While it dismisses the complaints raised by the senators, which were essentially that the law made new financial transfers to the Social Debt Redemption Fund (CADES), in violation of the provisions of the organic law relating to these transfers of debt, the Constitutional Council’s decision will be of particular interest in that it automatically censures no less than 27 of the articles of the law passed, considered to be “social riders”, i.e., legislative provisions unrelated to the purpose of the LFSS. The provisions thus censured and which will therefore not appear in the body of the enacted law concerned, for a large part, various health professions, as well as home service providers.
In accordance with its constant practice in this matter, the Council recalls that censures pronounced under the conditions just indicated do not prejudge the conformity of the provisions in question with other components of the “bloc de constitutionnalité”. It is therefore open to the legislator, if he or she deems it useful, to include all or part of the censured provisions in one or more legislative vehicles other than an LFSS.
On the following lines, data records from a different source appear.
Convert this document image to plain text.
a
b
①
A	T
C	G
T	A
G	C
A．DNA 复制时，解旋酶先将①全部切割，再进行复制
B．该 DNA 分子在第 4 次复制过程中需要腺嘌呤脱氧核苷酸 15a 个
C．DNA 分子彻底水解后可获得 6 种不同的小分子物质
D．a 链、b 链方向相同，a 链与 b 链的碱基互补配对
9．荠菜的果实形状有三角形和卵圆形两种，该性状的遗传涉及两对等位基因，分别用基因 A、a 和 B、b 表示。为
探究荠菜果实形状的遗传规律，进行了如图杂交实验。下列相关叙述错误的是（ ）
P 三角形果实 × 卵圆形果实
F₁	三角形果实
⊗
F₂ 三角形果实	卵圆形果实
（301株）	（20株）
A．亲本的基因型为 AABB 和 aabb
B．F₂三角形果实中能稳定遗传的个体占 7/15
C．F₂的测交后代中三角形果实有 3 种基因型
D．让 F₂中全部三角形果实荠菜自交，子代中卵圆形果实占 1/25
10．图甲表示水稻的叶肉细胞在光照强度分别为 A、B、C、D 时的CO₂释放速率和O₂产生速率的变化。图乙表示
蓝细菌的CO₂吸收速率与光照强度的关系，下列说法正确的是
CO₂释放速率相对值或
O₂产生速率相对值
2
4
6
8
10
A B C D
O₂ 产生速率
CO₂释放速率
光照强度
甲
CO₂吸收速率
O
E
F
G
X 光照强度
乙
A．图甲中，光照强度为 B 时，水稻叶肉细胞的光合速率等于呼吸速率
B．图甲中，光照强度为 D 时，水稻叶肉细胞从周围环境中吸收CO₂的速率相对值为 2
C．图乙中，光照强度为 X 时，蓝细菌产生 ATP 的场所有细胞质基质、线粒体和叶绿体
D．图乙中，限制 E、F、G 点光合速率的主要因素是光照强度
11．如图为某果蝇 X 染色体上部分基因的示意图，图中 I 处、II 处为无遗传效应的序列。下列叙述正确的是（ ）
Beyond its technicality, the decision of the Constitutional Council is interesting in that it reveals institutional dysfunctions that have been denounced many times, in particular by the PLFSS Club. Indeed, the censures pronounced, on the one hand, put the spotlight on the working conditions imposed on parliamentarians by the executive. The constrained schedule imposed does not allow for the serene deliberation of a text as dense and as important as a LFSS. On the other hand, the purpose of the invalidated provisions is indicative of the need for legislative vehicles capable of materializing a national public health policy, which is currently seriously lacking, hence the parliamentary attempts to insert into the LFSS provisions that are in fact part of a public health law.
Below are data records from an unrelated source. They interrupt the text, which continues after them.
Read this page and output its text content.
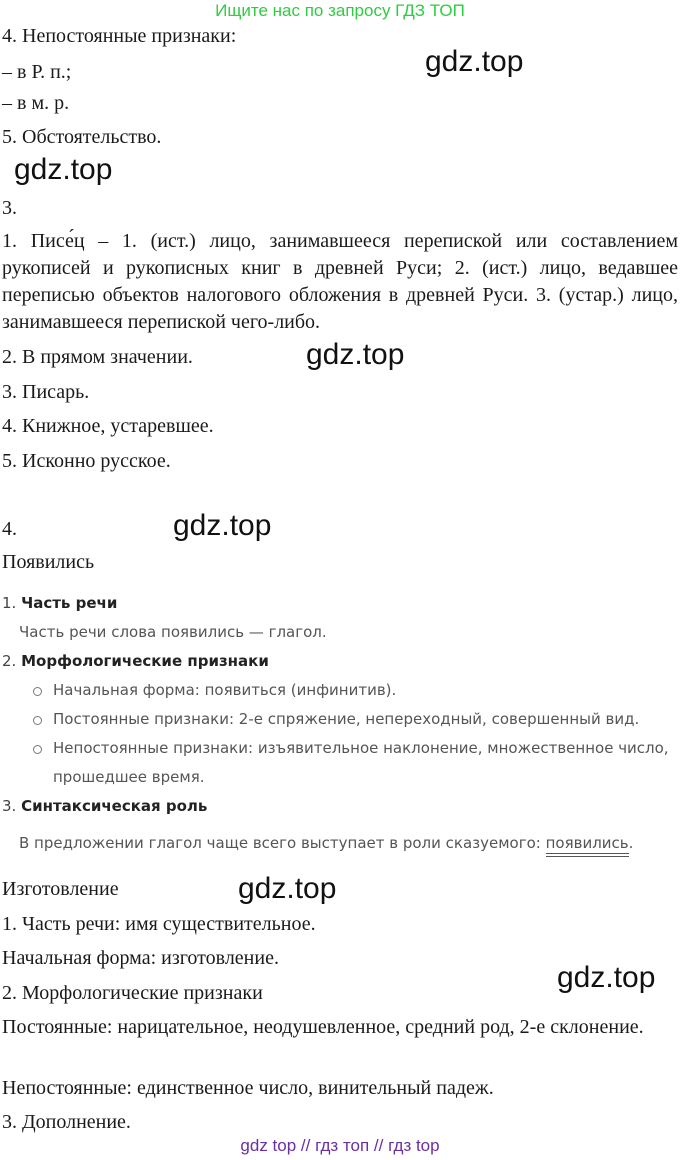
Ищите нас по запросу ГДЗ ТОП
4. Непостоянные признаки:
– в Р. п.;
– в м. р.
5. Обстоятельство.
3.
1. Писе́ц – 1. (ист.) лицо, занимавшееся перепиской или составлением рукописей и рукописных книг в древней Руси; 2. (ист.) лицо, ведавшее переписью объектов налогового обложения в древней Руси. 3. (устар.) лицо, занимавшееся перепиской чего-либо.
2. В прямом значении.
3. Писарь.
4. Книжное, устаревшее.
5. Исконно русское.
4.
Появились
1. Часть речи
Часть речи слова появились — глагол.
2. Морфологические признаки
Начальная форма: появиться (инфинитив).
Постоянные признаки: 2-е спряжение, непереходный, совершенный вид.
Непостоянные признаки: изъявительное наклонение, множественное число,
прошедшее время.
3. Синтаксическая роль
В предложении глагол чаще всего выступает в роли сказуемого: появились.
Изготовление
1. Часть речи: имя существительное.
Начальная форма: изготовление.
2. Морфологические признаки
Постоянные: нарицательное, неодушевленное, средний род, 2-е склонение.
Непостоянные: единственное число, винительный падеж.
3. Дополнение.
gdz.top
gdz.top
gdz.top
gdz.top
gdz.top
gdz.top
gdz top // гдз топ // гдз top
In conclusion, it should be noted that, although alerted by the PLFSS Club (see our Club news of December 3), the Council did not pronounce on either Article 26 of the law (extension of the scope of certain taxes) or on Article 28 I (increase in the rate of the turnover tax). If these provisions will therefore be included in the enacted law and will come into force with it, this does not prejudge their conformity with the Constitution. It will be up to the industrialists and their counsels, if they deem it useful, to refer a priority question of constitutionality (QPC) to the Court of Cassation.